Nationwide — Tianna Williams, the African American owner of Automo-Deals Inc. in Lehigh Valley, Pennsylvania, says a bank’s fraud accusation derailed her fast-growing car dealership. She filed a lawsuit claiming the investigation froze her funds, drove lenders away, and ultimately shut down her business.
Williams built her dealership from scratch. She started flipping cars as a teenager and later focused on helping buyers with limited or damaged credit. By early 2023, her Easton-based business reached a major milestone, posting more than $1 million in sales after she secured a finance license that expanded her lending options.
That success caught the attention of a local M&T Bank branch manager, who visited Williams at her dealership and pitched a business account and a lower-interest credit line. Williams accepted the offer, deposited roughly $35,000, and applied for a $100,000 line of credit to support continued growth.
Just days later, Williams discovered her new account had been frozen without explanation. According to the lawsuit, a bank investigator flagged her deposits as suspicious and opened a fraud investigation, even though the funds included a customer payment and money from a well-known auto finance company.

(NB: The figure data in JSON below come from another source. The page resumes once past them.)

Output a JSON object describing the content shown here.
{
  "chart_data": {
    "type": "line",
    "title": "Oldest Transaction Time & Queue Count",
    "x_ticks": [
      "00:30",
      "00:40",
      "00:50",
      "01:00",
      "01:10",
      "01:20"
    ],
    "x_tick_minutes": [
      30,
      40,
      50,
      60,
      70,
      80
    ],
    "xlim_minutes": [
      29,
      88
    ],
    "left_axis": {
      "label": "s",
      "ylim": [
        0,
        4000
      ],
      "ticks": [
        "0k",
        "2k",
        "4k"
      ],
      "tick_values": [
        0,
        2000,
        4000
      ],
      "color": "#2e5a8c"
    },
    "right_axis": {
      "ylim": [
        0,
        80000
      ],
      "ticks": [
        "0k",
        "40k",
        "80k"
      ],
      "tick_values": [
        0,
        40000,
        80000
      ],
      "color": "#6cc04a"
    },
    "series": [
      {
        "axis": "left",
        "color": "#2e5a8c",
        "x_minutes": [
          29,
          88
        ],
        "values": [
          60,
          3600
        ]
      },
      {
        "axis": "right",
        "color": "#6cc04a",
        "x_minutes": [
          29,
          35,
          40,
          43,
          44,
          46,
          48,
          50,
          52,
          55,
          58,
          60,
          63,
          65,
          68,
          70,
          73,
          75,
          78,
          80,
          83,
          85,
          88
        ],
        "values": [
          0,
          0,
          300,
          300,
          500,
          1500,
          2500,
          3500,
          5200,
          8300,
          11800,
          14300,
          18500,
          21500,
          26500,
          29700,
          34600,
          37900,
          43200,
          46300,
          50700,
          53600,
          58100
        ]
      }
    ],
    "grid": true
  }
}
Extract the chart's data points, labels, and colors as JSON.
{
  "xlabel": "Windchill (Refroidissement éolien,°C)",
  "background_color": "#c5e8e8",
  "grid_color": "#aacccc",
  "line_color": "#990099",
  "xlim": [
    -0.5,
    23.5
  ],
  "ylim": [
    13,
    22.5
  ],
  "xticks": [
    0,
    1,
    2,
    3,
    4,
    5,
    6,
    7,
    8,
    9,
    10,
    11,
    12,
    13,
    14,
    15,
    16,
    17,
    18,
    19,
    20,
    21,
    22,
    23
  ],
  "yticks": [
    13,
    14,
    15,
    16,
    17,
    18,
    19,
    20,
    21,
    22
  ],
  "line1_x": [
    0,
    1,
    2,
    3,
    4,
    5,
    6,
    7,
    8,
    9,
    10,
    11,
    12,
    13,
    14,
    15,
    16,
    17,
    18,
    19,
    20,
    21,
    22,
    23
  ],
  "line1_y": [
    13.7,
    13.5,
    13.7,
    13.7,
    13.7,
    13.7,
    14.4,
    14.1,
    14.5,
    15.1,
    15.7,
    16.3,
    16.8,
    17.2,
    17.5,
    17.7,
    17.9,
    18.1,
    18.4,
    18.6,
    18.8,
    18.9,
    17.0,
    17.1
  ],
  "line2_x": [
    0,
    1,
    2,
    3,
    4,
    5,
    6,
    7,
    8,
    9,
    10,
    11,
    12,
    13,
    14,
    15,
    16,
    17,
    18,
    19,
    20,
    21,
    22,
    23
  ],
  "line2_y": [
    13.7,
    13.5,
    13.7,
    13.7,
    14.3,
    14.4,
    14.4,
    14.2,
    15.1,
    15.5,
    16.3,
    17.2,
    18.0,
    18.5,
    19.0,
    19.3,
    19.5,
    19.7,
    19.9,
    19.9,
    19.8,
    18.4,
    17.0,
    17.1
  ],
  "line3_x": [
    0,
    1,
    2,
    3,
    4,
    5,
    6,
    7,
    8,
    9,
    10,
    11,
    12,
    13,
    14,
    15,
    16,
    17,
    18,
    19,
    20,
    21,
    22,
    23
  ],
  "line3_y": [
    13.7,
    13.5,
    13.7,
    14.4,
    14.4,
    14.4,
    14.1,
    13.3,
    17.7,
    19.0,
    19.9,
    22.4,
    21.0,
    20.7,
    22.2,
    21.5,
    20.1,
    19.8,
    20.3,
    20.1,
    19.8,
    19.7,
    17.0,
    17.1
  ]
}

According to Atlanta Black Star, the complaint says the investigator went further by contacting Williams’s third-party lenders and telling them she was under investigation for fraud. One lender allegedly alerted customers and encouraged them to report Williams, severing key financial relationships her dealership relied on.
More than a month later, the bank determined no fraud had occurred and restored access to the account. By that point, Williams says the damage was irreversible. Lenders had pulled out, revenue collapsed, and Automo-Deals soon had to close its doors.
The lawsuit, filed in March 2025, accuses the bank and its employee of interfering with her business and failing to properly supervise the investigation. The case is currently on hold as both sides pursue mediation.